1 year

one day, when we’ve both grown old in our bones and sun-stained from a dozen summers, you’ll ask me what it was like when you were new. 

in the beginning, I’ll say, you were very small and very still, and we didn’t realize the greatness of what we’d done. and then you grew. you opened your eyes and reached for the glasses on my nose, and just like that, you were the only thing we knew. 

it wasn’t easy to become a mother. the first year was another birth entirely, perhaps even more painful, in a different way, and there were a hundred hazy lamp-lit nights spent cradling you at my breast, rocking and humming and wondering what in the world I had done. 

but it was easy to love you. you were so velvety and veiled in fuzz, like an august peach. you smelled like milk and honey and i marveled at your purity, not only of your skin and bones and being, but of the air between us, so warm and colorless, not yet stained with any words or actions. 

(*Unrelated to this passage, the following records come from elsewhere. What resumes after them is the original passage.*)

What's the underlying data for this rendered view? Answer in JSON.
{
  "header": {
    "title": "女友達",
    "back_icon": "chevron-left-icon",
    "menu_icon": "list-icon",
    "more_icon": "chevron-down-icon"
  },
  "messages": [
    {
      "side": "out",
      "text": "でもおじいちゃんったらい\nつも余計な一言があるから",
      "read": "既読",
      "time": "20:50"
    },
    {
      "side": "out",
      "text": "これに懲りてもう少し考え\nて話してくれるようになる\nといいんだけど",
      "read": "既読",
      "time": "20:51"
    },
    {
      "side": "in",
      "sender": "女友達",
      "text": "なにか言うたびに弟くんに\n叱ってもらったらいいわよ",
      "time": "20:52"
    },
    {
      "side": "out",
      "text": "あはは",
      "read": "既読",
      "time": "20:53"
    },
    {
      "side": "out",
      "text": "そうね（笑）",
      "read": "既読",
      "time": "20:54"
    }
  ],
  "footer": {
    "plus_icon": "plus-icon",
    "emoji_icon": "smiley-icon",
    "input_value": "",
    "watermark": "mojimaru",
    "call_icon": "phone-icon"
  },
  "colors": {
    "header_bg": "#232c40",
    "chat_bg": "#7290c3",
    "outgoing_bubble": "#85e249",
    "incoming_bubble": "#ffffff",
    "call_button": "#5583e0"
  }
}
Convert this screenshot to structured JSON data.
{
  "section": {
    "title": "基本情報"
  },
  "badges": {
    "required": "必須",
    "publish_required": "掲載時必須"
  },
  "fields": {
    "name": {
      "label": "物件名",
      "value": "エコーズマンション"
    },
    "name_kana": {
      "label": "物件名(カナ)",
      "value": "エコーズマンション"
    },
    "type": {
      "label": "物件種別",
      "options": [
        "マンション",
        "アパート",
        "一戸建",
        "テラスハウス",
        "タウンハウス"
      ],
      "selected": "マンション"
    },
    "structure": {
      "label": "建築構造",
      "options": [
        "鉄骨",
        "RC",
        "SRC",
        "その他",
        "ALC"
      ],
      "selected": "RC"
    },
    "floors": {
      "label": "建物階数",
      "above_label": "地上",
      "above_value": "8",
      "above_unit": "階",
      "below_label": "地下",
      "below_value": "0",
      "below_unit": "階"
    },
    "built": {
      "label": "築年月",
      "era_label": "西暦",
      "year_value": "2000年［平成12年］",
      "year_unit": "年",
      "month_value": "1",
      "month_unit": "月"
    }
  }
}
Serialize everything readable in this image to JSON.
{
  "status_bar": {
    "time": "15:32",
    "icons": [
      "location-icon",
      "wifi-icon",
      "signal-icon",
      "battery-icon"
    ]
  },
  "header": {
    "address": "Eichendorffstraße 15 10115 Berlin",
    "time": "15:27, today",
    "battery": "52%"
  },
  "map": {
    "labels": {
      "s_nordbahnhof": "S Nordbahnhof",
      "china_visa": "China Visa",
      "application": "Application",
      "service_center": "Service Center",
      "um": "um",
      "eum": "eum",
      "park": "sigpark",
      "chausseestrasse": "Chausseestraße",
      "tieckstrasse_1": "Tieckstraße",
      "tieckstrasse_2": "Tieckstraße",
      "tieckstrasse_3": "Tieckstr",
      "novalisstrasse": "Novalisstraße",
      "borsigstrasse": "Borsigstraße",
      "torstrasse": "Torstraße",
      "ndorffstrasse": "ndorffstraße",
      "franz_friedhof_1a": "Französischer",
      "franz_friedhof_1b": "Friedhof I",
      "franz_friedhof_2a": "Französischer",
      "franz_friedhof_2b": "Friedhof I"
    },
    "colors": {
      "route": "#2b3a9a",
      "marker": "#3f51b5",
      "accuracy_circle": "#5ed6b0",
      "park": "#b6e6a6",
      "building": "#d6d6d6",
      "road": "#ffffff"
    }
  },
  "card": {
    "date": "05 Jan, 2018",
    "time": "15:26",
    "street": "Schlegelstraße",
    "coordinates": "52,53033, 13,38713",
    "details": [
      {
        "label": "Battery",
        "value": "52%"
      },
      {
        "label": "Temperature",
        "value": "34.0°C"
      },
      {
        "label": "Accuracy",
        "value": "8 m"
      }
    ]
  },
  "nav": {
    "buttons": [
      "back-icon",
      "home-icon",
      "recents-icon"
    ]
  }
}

you were new for such a short time, sweet love. and now, look at you. my god, how you bloom. when I think I’ve got a handle on your heart, you peel away and spill your spirit in a different direction entirely, always keeping me on my toes, forever unfolding and unfolding again. i can’t exactly drape words over this first year. it was milk stains and profoundly practiced patience and counting the coupled breaths you took as you were sleeping. but it was something else, too. it was the feeling of spring on the back of my neck, the feeling of something coming, something swelling somewhere between my skin and the air. a never-ending season of newness. of fumbling forward. of change. of grace.

and now, here we are. a year, to the day. we wake, we tangle, we collapse, we rise. when you ask me what it was like when you were new,  I’ll cup your soft hands in mine and say, “my dear, sweet love, it was the beginning of your life, and too, it was the beginning of mine.”